The density and diameter of dentinal tubules are greater in primary teeth. Also, the primary teeth are less mineralized and have limited available bonding surface compared with permanent teeth. All these factors have raised doubts about the bond strength and durability of restorations in primary teeth compared with permanent teeth [9, 10].
Considering the limitations of bond strength in primary teeth, in severely decayed incisors where pulpectomy is carried out, intracanal retention is necessary for the durability of resin composite restorations [11]. Several types of posts are available in pediatric dentistry, such as prefabricated posts, orthodontic wire cast posts with macro-retentive elements, reverse metallic posts, resin composite posts, fiber posts, and biologic posts. Resin composite posts are most commonly used for this purpose [3, 11].
Few studies [1, 3] have assessed the bond strength of adhesive systems in primary teeth using the push-out test. In the present study, the push-out test was performed to evaluate the bond strength of various adhesive agents.
Considering the small number of studies on the effectiveness of novel one-step adhesive systems for bonding intracanal resin composite posts in primary teeth, this study aimed to assess the push-out bond strength of resin composite posts to the intracanal dentin in primary teeth using different adhesive systems.
2. Materials and Methods
2.1. Ethical Aspects
This in vitro study was approved by the Research Ethics Committee of Yazd Shahid Sadoughi University of Medical Sciences (IR.SSU.REC.1398.043).
2.2. Study Design
Sixty-eight maxillary primary lateral incisors with approximately similar root canal diameters were included in this study. The teeth had been extracted because the parents did not want to have these teeth restored. The physiological resorption of the roots did not exceed one-fourth of the root length. Also, the root surface had no carious lesions, fractures, or cracks.
2.3. Specimen Preparations
The extracted teeth were stored in 0.5% chloramine T solution for one week after removing soft tissue residues. The teeth were stored in distilled water during the study period to prevent dehydration. The tooth crowns were sectioned 1 mm above the cementoenamel junction with a diamond disc (MTI, Germany) under water coolant.

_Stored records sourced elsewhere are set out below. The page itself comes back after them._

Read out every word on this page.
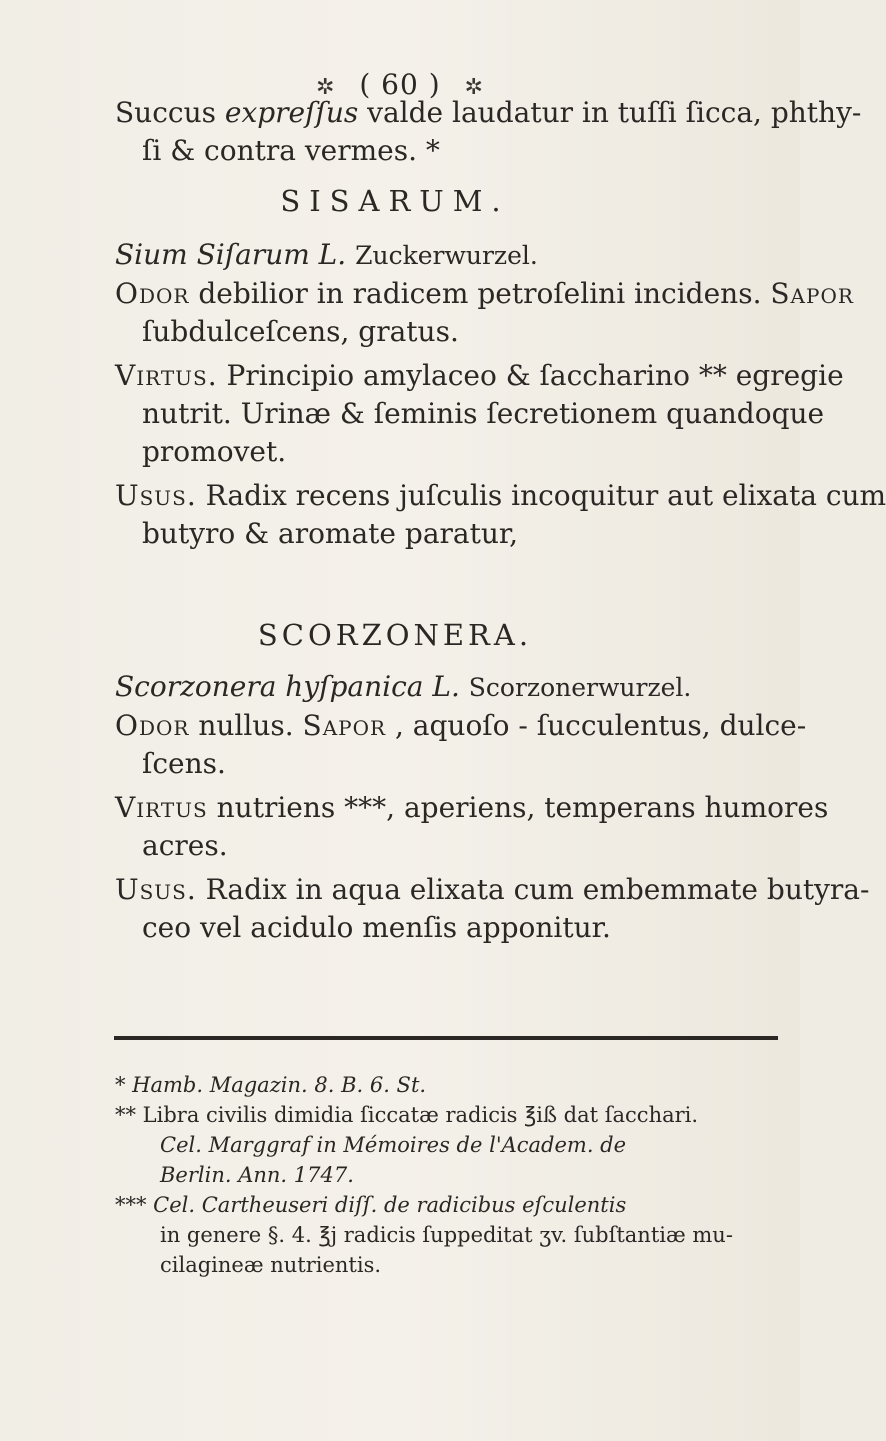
✲ ( 60 ) ✲
Succus expreſſus valde laudatur in tuſſi ſicca, phthy-
ſi & contra vermes. *
SISARUM.
Sium Siſarum L. Zuckerwurzel.
Odor debilior in radicem petroſelini incidens. Sapor
ſubdulceſcens, gratus.
Virtus. Principio amylaceo & ſaccharino ** egregie
nutrit. Urinæ & ſeminis ſecretionem quandoque
promovet.
Usus. Radix recens juſculis incoquitur aut elixata cum
butyro & aromate paratur,
SCORZONERA.
Scorzonera hyſpanica L. Scorzonerwurzel.
Odor nullus. Sapor , aquoſo - ſucculentus, dulce-
ſcens.
Virtus nutriens ***, aperiens, temperans humores
acres.
Usus. Radix in aqua elixata cum embemmate butyra-
ceo vel acidulo menſis apponitur.
* Hamb. Magazin. 8. B. 6. St.
** Libra civilis dimidia ſiccatæ radicis ℥iß dat ſacchari.
Cel. Marggraf in Mémoires de l'Academ. de
Berlin. Ann. 1747.
*** Cel. Cartheuseri diſſ. de radicibus eſculentis
in genere §. 4. ℥j radicis ſuppeditat ʒv. ſubſtantiæ mu-
cilagineæ nutrientis.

2.4. Root Canal Preparation
The root canals were instrumented with #15 to #45 K-files (Diadent, Korea) using the step-back technique. Root canal irrigation was performed with saline solution after using each file. After drying the root canals with #45 paper points (Diadent, Korea), calcium hydroxide paste with iodoform (Metapex, Meta Biomed Co., Ltd., Chungbuk, South Korea) was injected into the canals with gentle pressure.
2.5. Post Space Preparation
To prepare the post space, the calcium hydroxide-iodoform paste was removed from the orifice till the 4 mm depth of root canal using a small spoon excavator (Dental Device, Tehran, Iran), and self-cured glass-ionomer cement (GC FUJI 2; GC Corporation, Tokyo, Japan) was applied over the calcium hydroxide paste with iodoform in a 1 mm thickness. Excess cement was removed from the walls of the post space using a small spoon excavator (Dental Device, Tehran, Iran).
2.6. Grouping
After preparing the teeth and the intracanal space, based on table of random numbers, the teeth were randomly assigned to four groups (n = 17) based on the bonding agent type:
Adper Single Bond 2 (3M ESPE, St. Paul, MN, USA) (ASB)

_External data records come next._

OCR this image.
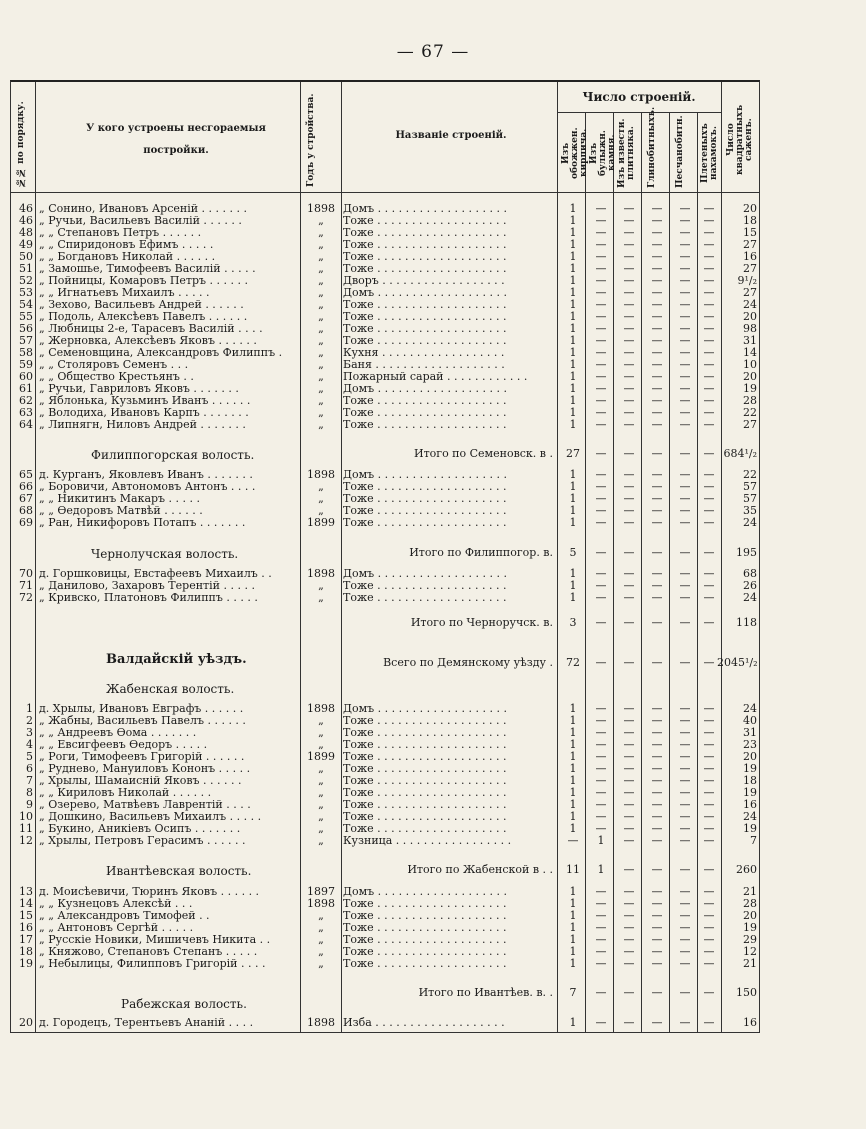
— 67 —
№№ по порядку.	У кого устроены несгораемыя постройки.	Годъ у стройства.	Названіе строеній.
Число строеній.
Изъ обожжен. кирпича. Изъ булыжн. камня. Изъ извести. плитняка. Глинобитныхъ. Песчанобитн. Плетеныхъ нахамокъ. Число квадратныхъ саженъ.
46 „ Сонино, Ивановъ Арсеній . . . . . . .	1898 Домъ . . . . . . . . . . . . . . . . . . .	1	—	—	—	—	—	20
46 „ Ручьи, Васильевъ Василій . . . . . .	„	Тоже . . . . . . . . . . . . . . . . . . .	1	—	—	—	—	—	18
48 „ „ Степановъ Петръ . . . . . .	„	Тоже . . . . . . . . . . . . . . . . . . .	1	—	—	—	—	—	15
49 „ „ Спиридоновъ Ефимъ . . . . .	„	Тоже . . . . . . . . . . . . . . . . . . .	1	—	—	—	—	—	27
50 „ „ Богдановъ Николай . . . . . .	„	Тоже . . . . . . . . . . . . . . . . . . .	1	—	—	—	—	—	16
51 „ Замошье, Тимофеевъ Василій . . . . .	„	Тоже . . . . . . . . . . . . . . . . . . .	1	—	—	—	—	—	27
52 „ Пойницы, Комаровъ Петръ . . . . . .	„	Дворъ . . . . . . . . . . . . . . . . . .	1	—	—	—	—	—	9¹/₂
53 „ „ Игнатьевъ Михаилъ . . . . .	„	Домъ . . . . . . . . . . . . . . . . . . .	1	—	—	—	—	—	27
54 „ Зехово, Васильевъ Андрей . . . . . .	„	Тоже . . . . . . . . . . . . . . . . . . .	1	—	—	—	—	—	24
55 „ Подоль, Алексѣевъ Павелъ . . . . . .	„	Тоже . . . . . . . . . . . . . . . . . . .	1	—	—	—	—	—	20
56 „ Любницы 2-е, Тарасевъ Василій . . . .	„	Тоже . . . . . . . . . . . . . . . . . . .	1	—	—	—	—	—	98
57 „ Жерновка, Алексѣевъ Яковъ . . . . . .	„	Тоже . . . . . . . . . . . . . . . . . . .	1	—	—	—	—	—	31
58 „ Семеновщина, Александровъ Филиппъ .	„	Кухня . . . . . . . . . . . . . . . . . .	1	—	—	—	—	—	14
59 „ „ Столяровъ Семенъ . . .	„	Баня . . . . . . . . . . . . . . . . . . .	1	—	—	—	—	—	10
60 „ „ Общество Крестьянъ . .	„	Пожарный сарай . . . . . . . . . . . .	1	—	—	—	—	—	20
61 „ Ручьи, Гавриловъ Яковъ . . . . . . .	„	Домъ . . . . . . . . . . . . . . . . . . .	1	—	—	—	—	—	19
62 „ Яблонька, Кузьминъ Иванъ . . . . . .	„	Тоже . . . . . . . . . . . . . . . . . . .	1	—	—	—	—	—	28
63 „ Володиха, Ивановъ Карпъ . . . . . . .	„	Тоже . . . . . . . . . . . . . . . . . . .	1	—	—	—	—	—	22
64 „ Липнягн, Ниловъ Андрей . . . . . . .	„	Тоже . . . . . . . . . . . . . . . . . . .	1	—	—	—	—	—	27
Итого по Семеновск. в .	27	—	—	—	—	— 684¹/₂
65 д. Курганъ, Яковлевъ Иванъ . . . . . . .	1898 Домъ . . . . . . . . . . . . . . . . . . .	1	—	—	—	—	—	22
66 „ Боровичи, Автономовъ Антонъ . . . .	„	Тоже . . . . . . . . . . . . . . . . . . .	1	—	—	—	—	—	57
67 „ „ Никитинъ Макаръ . . . . .	„	Тоже . . . . . . . . . . . . . . . . . . .	1	—	—	—	—	—	57
68 „ „ Ѳедоровъ Матвѣй . . . . . .	„	Тоже . . . . . . . . . . . . . . . . . . .	1	—	—	—	—	—	35
69 „ Ран, Никифоровъ Потапъ . . . . . . .	1899 Тоже . . . . . . . . . . . . . . . . . . .	1	—	—	—	—	—	24
Итого по Филиппогор. в.	5	—	—	—	—	—	195
70 д. Горшковицы, Евстафеевъ Михаилъ . .	1898 Домъ . . . . . . . . . . . . . . . . . . .	1	—	—	—	—	—	68
71 „ Данилово, Захаровъ Терентій . . . . .	„	Тоже . . . . . . . . . . . . . . . . . . .	1	—	—	—	—	—	26
72 „ Кривско, Платоновъ Филиппъ . . . . .	„	Тоже . . . . . . . . . . . . . . . . . . .	1	—	—	—	—	—	24
Итого по Черноручск. в.	3	—	—	—	—	—	118
Всего по Демянскому уѣзду .	72	—	—	—	—	— 2045¹/₂
1 д. Хрылы, Ивановъ Евграфъ . . . . . .	1898 Домъ . . . . . . . . . . . . . . . . . . .	1	—	—	—	—	—	24
2 „ Жабны, Васильевъ Павелъ . . . . . .	„	Тоже . . . . . . . . . . . . . . . . . . .	1	—	—	—	—	—	40
3 „ „ Андреевъ Ѳома . . . . . . .	„	Тоже . . . . . . . . . . . . . . . . . . .	1	—	—	—	—	—	31
4 „ „ Евсигфеевъ Ѳедоръ . . . . .	„	Тоже . . . . . . . . . . . . . . . . . . .	1	—	—	—	—	—	23
5 „ Роги, Тимофеевъ Григорій . . . . . .	1899 Тоже . . . . . . . . . . . . . . . . . . .	1	—	—	—	—	—	20
6 „ Руднево, Мануиловъ Кононъ . . . . .	„	Тоже . . . . . . . . . . . . . . . . . . .	1	—	—	—	—	—	19
7 „ Хрылы, Шамаисній Яковъ . . . . . .	„	Тоже . . . . . . . . . . . . . . . . . . .	1	—	—	—	—	—	18
8 „ „ Кириловъ Николай . . . . . .	„	Тоже . . . . . . . . . . . . . . . . . . .	1	—	—	—	—	—	19
9 „ Озерево, Матвѣевъ Лаврентій . . . .	„	Тоже . . . . . . . . . . . . . . . . . . .	1	—	—	—	—	—	16
10 „ Дошкино, Васильевъ Михаилъ . . . . .	„	Тоже . . . . . . . . . . . . . . . . . . .	1	—	—	—	—	—	24
11 „ Букино, Аникіевъ Осипъ . . . . . . .	„	Тоже . . . . . . . . . . . . . . . . . . .	1	—	—	—	—	—	19
12 „ Хрылы, Петровъ Герасимъ . . . . . .	„	Кузница . . . . . . . . . . . . . . . . .	—	1	—	—	—	—	7
Итого по Жабенской в . .	11	1	—	—	—	—	260
13 д. Моисѣевичи, Тюринъ Яковъ . . . . . .	1897 Домъ . . . . . . . . . . . . . . . . . . .	1	—	—	—	—	—	21
14 „ „ Кузнецовъ Алексѣй . . .	1898 Тоже . . . . . . . . . . . . . . . . . . .	1	—	—	—	—	—	28
15 „ „ Александровъ Тимофей . .	„	Тоже . . . . . . . . . . . . . . . . . . .	1	—	—	—	—	—	20
16 „ „ Антоновъ Сергѣй . . . . .	„	Тоже . . . . . . . . . . . . . . . . . . .	1	—	—	—	—	—	19
17 „ Русскіе Новики, Мишичевъ Никита . .	„	Тоже . . . . . . . . . . . . . . . . . . .	1	—	—	—	—	—	29
18 „ Княжово, Степановъ Степанъ . . . . .	„	Тоже . . . . . . . . . . . . . . . . . . .	1	—	—	—	—	—	12
19 „ Небылицы, Филипповъ Григорій . . . .	„	Тоже . . . . . . . . . . . . . . . . . . .	1	—	—	—	—	—	21
Итого по Ивантѣев. в. .	7	—	—	—	—	—	150
20 д. Городецъ, Терентьевъ Ананій . . . .	1898 Изба . . . . . . . . . . . . . . . . . . .	1	—	—	—	—	—	16
Филиппогорская волость.
Чернолучская волость.
Валдайскій уѣздъ.
Жабенская волость.
Ивантѣевская волость.
Рабежская волость.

Clearfil SE Bond 2 (Kuraray Co., Osaka, Japan) (CSE)
G-Premio Bond (GC Corporation, Tokyo, Japan) in etch-and-rinse mode (GP-ER)
G-Premio Bond (GC Corporation, Tokyo, Japan) in self-etch mode (GP-SE)
2.7. Bonding Procedure
After conditioning the dentin surface with 37% phosphoric acid (Scotchbond Acid, 3M ESPE, St. Paul, MN, USA) for 15 s, the root canal was irrigated and dried for 10 s. The ASB adhesive (3M ESPE, St. Paul, MN, USA) was applied to the dentin using a micro-brush. It was then subjected to a gentle air stream for 5 s for solvent evaporation, and then the adhesive was light-cured for 20 s (according to the manufacturer's instructions).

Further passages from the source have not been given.